La production de pommes de terre de consommation augmente de 12 %, résultat d’une hausse de 4,4 % des surfaces et de +4 t/h de rendement (55 t/ha). La cotation des variétés à chair normale baisse toute l’année. En moyenne annuelle, elle chute de 31 % par rapport à 2013. La production de pommes de terre féculières augmente de 4,4 %, sous l’effet d’une hausse du rendement de 1 t/ha (59 t/ha en 2014) et des surfaces de 2,7 %.

Plus de lait produit mais moins de viande bovine

En 2014, les producteurs ont livré 6,7 millions d’hectolitres (hl) de lait, soit 6,2 % de plus qu’en 2013 (figure 3) pour un cheptel de vaches laitières en baisse de 0,6 %. Ce niveau de production est supérieur de 1,4 % au niveau annuel moyen de la période 2009-2013. La livraison mensuelle moyenne en 2014, de 550 000 hl, est en hausse de 1,5 % par rapport à celle des cinq années précédentes. Le prix moyen du lait s'établit à 378 € pour 1 000 litres en 2014, soit 23 € de plus qu'en 2013 et 54 € de plus que la moyenne 2009-2013.

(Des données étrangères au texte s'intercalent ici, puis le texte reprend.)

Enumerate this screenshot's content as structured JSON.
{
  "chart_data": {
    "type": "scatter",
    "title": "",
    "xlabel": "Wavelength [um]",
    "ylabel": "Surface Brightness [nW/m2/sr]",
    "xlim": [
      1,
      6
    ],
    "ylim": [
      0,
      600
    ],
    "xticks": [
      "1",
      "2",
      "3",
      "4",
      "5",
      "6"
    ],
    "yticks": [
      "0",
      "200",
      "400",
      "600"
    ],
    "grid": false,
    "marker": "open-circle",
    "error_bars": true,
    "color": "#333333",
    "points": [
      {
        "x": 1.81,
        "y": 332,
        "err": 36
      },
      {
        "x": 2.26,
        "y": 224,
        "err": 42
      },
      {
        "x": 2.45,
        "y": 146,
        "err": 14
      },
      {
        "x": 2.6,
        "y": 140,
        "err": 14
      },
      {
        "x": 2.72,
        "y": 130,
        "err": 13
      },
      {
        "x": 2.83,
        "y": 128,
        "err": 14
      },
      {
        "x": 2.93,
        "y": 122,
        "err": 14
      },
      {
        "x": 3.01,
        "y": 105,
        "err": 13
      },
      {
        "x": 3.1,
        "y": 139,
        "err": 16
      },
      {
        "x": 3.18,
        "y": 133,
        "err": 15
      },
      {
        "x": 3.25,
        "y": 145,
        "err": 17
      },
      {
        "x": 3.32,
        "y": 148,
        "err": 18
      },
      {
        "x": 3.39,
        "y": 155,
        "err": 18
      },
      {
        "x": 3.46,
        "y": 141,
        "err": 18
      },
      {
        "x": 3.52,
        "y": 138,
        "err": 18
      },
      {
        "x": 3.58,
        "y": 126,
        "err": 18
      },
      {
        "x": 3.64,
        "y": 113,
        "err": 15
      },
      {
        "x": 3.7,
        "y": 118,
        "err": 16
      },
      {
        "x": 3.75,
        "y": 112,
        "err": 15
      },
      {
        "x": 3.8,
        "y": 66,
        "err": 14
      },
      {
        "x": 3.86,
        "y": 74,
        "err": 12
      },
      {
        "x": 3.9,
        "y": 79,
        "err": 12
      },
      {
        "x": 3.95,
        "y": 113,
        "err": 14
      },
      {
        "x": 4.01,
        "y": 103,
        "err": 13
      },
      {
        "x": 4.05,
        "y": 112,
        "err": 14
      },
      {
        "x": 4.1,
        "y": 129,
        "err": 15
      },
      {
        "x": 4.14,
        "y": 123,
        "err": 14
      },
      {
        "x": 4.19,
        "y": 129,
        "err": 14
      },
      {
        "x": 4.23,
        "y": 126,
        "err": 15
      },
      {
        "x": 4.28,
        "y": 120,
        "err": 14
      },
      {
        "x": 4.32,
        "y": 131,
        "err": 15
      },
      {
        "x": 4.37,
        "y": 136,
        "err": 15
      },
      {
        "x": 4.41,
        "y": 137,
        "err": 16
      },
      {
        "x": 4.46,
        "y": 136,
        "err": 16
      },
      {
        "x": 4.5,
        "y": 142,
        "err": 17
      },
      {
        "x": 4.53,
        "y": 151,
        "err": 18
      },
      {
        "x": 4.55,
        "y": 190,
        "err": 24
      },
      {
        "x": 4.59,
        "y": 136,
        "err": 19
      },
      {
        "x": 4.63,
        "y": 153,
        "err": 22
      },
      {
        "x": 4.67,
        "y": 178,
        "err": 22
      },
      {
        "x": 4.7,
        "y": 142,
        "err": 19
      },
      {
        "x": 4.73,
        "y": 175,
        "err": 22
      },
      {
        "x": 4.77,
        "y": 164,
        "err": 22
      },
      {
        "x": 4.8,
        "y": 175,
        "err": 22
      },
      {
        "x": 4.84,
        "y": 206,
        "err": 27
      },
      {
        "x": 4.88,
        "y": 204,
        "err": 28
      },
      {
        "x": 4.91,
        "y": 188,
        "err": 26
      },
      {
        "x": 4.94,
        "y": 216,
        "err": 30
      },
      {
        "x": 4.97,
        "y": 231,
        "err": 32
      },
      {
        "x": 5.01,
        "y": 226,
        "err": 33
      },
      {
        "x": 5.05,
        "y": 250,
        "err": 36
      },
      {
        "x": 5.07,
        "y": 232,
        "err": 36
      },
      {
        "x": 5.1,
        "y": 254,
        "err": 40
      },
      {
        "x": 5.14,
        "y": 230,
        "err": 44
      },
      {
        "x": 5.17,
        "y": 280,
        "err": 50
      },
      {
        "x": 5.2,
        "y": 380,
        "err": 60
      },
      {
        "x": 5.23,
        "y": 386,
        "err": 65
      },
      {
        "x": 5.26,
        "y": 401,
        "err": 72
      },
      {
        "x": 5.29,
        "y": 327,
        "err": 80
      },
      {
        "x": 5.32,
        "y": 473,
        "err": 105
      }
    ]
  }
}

Figure_3 – Productions animales

Unités : milliers de tonnes, %  
Productions animales
Production Production Variation de la production/
2014 2013 2014/2013 (%) 2014/moy.quinq. 2009-2013 (%)
Abattages - Unités : tonnes, % 
Gros bovins 21 437 21 626 -0,9 -7,7
dont vaches 8 130 8 333 -2,4 -19,9
génisses 2 384 2 233 6,8 -13,1
taurillons 8 882 8 882 0 16
bœufs 1 901 2 059 -7,7 -24,3
Veaux de boucherie 557 667 -16,6 -26,1
Ovins 406 545 -25,4 -30,2
dont agneaux 393 527 -25,4 -29,9
Porcins 5 313 5 333 -0,4 -12,3
dont porcs charcutiers 5 266 4 839 8,8 -5,1
Lait - Unités : milliers d'hl, % 6 698 6 307 6,2 1,4
  • Source : SSP - Enquête mensuelle abattage grands animaux

La dimuntion de la production de viande bovine se poursuit avec un repli des tonnages abattus de près de 1 % par rapport à 2013. Les tonnages de viande ovine produits dégringolent de 25 %. En revanche, ceux de viande porcine restent stables mais inférieurs de 12 % à la moyenne 2009-2013. Les cours de la viande bovine régressent en 2014. En moyenne sur l’année, le prix du kilo de carcasse de bœuf diminue de 8 % et celui de vache de réforme de 14 %. La baisse des charges d’alimentation ne compense pas la chute des cours.